For small to mid-size projects that want a quick start, Turborepo. For large teams needing comprehensive monorepo management, Nx might be the better fit.

Setting Up a Turborepo Project

Starting from scratch:

npx create-turbo@latest my-monorepo
cd my-monorepo

Adding to an existing project:

npm install turbo --save-dev

package.json Configuration

Define workspaces in the root package.json:

{
  "name": "my-monorepo",
  "private": true,
  "workspaces": ["apps/*", "packages/*"],
  "devDependencies": {
    "turbo": "^2.0.0"
  },
  "scripts": {
    "build": "turbo build",
    "dev": "turbo dev",
    "lint": "turbo lint",
    "test": "turbo test"
  }
}

"private": true prevents the root package from being published to npm. Always set this for monorepo roots.

Cross-Package Dependencies

To use packages/ui from apps/web:

// apps/web/package.json
{
  "name": "web",
  "dependencies": {
    "ui": "workspace:*"
  }
}

workspace:* tells npm/pnpm/yarn to resolve this dependency from the local monorepo package, not from the registry.

CI/CD Integration

GitHub Actions example:

name: CI
on: [push, pull_request]
jobs:
  build:
    runs-on: ubuntu-latest
    steps:
      - uses: actions/checkout@v4
      - uses: actions/setup-node@v4
        with:
          node-version: 20
      - run: npm ci
      - run: npx turbo build lint test

Turborepo's caching means unchanged packages get skipped in CI, cutting build times significantly. Remote caching amplifies this further.

On Vercel, Turborepo is detected automatically — only changed apps get redeployed. That's one of the biggest wins of the Vercel + Turborepo combo.
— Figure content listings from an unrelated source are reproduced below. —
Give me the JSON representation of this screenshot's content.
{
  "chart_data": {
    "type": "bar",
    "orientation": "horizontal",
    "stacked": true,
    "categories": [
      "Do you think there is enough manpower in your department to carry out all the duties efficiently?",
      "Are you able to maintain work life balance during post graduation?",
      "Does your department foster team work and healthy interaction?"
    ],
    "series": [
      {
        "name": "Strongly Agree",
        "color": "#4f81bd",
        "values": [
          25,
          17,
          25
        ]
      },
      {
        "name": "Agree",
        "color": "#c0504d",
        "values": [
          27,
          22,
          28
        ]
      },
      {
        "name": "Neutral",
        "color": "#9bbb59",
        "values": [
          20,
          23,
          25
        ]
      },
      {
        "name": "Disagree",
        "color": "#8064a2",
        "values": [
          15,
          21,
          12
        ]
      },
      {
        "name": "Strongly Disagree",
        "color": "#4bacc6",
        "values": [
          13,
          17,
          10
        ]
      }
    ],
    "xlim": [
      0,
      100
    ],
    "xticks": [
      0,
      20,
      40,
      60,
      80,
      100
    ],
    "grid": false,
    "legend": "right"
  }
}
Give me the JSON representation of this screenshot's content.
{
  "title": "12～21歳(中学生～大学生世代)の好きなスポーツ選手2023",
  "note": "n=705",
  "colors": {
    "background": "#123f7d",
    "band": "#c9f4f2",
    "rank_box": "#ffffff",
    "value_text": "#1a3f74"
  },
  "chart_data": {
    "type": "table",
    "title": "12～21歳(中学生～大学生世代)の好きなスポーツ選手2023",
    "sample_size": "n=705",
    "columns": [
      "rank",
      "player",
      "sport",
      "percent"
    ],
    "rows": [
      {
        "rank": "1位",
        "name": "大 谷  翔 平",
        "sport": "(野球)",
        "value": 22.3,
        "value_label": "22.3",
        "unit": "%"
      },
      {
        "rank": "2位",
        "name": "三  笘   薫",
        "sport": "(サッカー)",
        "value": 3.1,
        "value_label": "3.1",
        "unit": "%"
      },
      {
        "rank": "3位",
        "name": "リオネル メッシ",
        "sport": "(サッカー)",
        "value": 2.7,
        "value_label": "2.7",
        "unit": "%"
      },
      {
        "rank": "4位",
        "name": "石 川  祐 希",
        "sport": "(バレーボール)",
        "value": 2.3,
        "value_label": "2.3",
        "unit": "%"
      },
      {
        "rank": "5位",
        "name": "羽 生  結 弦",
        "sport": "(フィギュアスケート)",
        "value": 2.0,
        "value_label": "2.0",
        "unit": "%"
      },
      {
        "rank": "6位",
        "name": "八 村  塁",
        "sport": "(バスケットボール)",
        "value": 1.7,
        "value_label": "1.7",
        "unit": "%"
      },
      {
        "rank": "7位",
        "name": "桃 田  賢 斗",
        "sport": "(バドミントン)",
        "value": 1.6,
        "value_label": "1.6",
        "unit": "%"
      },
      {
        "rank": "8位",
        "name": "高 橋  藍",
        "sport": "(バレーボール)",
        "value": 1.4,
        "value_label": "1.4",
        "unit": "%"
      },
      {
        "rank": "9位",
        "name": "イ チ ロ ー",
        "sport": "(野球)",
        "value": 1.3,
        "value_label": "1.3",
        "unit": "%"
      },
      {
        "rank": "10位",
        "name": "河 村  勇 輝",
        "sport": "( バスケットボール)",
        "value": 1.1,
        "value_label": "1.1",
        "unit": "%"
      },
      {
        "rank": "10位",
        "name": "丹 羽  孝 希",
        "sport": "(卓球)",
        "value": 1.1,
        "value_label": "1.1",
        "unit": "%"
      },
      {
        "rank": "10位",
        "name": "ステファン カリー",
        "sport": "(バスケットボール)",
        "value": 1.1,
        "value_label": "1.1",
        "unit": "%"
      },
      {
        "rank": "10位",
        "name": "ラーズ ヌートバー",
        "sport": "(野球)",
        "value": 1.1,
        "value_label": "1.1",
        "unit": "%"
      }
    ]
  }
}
When Not to Use a Monorepo

Monorepos aren't universal. Sometimes a polyrepo is genuinely better.

Unrelated projects. If there's no shared code and no coordinated deployment, separate repos make more sense.

Very large teams (hundreds of engineers). Standard Git tools struggle with massive monorepos. Google and Meta built custom version control systems for this. That's not something most teams can replicate.

Strict access control. If you need hard boundaries between project permissions, repo-level separation is more straightforward than GitHub CODEOWNERS.

Completely different tech stacks. A Go backend and a React frontend with different build systems, package managers, and dependency patterns don't gain much from sharing a repo.

Getting Started

If you're curious about monorepos, start small. Extract one shared utility or type definition package from an existing project.

  1. Create packages/shared/
  2. Move common types or utility functions into it
  3. Add turbo.json
  4. Verify the build works

That's enough to grasp the basics and see how Turborepo operates. If it helps, expand incrementally. Trying to design the perfect monorepo structure upfront is a recipe for never starting.